I nostri sentimenti infatti sono sempre instabili: un giorno siamo alle stelle, e magari il giorno dopo siamo depressi; alla mattina ci alziamo di cattivo umore, e magari alla sera siamo più sereni. Per non parlare poi dei sentimenti che ci legano agli altri, sentimenti che oscillano volentieri dalla simpatia all'antipatia, dall'amore all'odio, dall'affetto alla freddezza.
Appunto così sono i nostri sentimenti: sempre instabili. Noi assomigliamo, in questo senso, ai due figli della parabola del Vangelo (Mt 21,28-32) i quali fanno esattamente l'opposto di quello che dicono: il primo dice sì, ma fa il contrario; il secondo dice no, ma poi cambia idea. Sono in balìa dei loro sentimenti instabili, proprio come accade a noi.
In fondo è questa la debolezza radicale che attraversa la vita di ogni uomo e di ogni donna. È la debolezza di chi guarda il futuro con apprensione, nella speranza di trovare quella promessa che dia finalmente pienezza ai suoi giorni. Spesso però quella promessa appare lontana, irraggiungibile, ed è in quel momento che la stanchezza si fa sentire, e la vita diventa instabile e contraddittoria.
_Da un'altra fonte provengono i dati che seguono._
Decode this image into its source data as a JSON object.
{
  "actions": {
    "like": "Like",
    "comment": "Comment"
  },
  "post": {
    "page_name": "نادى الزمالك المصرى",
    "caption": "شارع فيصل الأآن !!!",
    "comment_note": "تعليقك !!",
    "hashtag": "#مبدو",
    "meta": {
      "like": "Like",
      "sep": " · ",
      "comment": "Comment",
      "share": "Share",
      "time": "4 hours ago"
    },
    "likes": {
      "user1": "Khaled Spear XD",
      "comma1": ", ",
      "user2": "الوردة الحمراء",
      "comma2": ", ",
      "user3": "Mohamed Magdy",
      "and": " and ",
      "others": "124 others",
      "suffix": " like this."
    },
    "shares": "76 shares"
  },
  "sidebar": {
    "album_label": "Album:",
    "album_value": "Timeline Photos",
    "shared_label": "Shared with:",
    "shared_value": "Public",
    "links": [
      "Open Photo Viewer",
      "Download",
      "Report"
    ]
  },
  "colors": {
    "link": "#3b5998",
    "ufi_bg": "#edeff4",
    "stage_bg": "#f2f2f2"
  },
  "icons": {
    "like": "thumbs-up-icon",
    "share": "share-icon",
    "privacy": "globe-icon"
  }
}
La tentazione allora è quella di nascondere questa umana debolezza, nasconderla agli occhi propri e agli occhi degli altri; e cioè mascherare i sentimenti instabili sotto le apparenze di una vita buona. È quello che facevano gli scribi e i farisei - "i prìncipi dei sacerdoti e gli anziani del popolo" - che davanti alla predicazione di Giovanni e di Gesù non seppero pentirsi e cambiare vita. Essi si ritenevano giusti, e forse compivano anche opere giuste: l'apparenza in questo modo era salva, ma i loro sentimenti rimanevano instabili e contraddittori come quelli di tutti.
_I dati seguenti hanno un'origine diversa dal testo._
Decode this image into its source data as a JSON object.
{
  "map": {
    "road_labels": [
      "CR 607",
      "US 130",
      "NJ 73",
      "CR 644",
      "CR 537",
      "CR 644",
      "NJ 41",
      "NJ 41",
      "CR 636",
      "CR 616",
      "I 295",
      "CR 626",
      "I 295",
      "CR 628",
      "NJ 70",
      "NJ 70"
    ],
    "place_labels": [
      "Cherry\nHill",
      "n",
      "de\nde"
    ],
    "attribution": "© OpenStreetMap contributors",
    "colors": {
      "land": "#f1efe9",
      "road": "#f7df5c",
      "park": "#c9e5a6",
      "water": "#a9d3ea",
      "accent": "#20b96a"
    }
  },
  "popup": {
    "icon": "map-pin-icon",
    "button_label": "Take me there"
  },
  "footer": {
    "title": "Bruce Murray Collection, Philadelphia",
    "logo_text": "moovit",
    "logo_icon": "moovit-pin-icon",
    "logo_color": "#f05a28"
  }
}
Ben diverso invece era l'atteggiamento dei pubblicani e delle prostitute, che subito avevano creduto alla predicazione di Giovanni e di Gesù: non mascherarono l'instabilità dei loro sentimenti e della loro stessa vita, ma si lasciarono trasformare dalla novità del Vangelo. Essi sapevano di essere peccatori, ma in questo modo erano anche capaci di aprire il cuore all'unico Signore che avrebbe potuto salvarli.
Allo stesso modo possiamo fare noi, afflitti come siamo dall'instabilità dei nostri sentimenti. Perché anche noi possiamo aprire il cuore alla novità del Vangelo, e dunque lasciarci guarire dalla Parola di Gesù. Anche noi possiamo imparare i sentimenti di Gesù, possiamo cioè vivere come ha vissuto lui, sotto l'azione dello Spirito. E allora pure noi, alla fine, potremo essere esaltati come Gesù, raggiungendo quella pienezza della vita che desideriamo e cerchiamo. Soltanto ci è chiesto di non mascherare la nostra debolezza, pronti ogni giorno a ricominciare da capo, con pazienza e fiducia.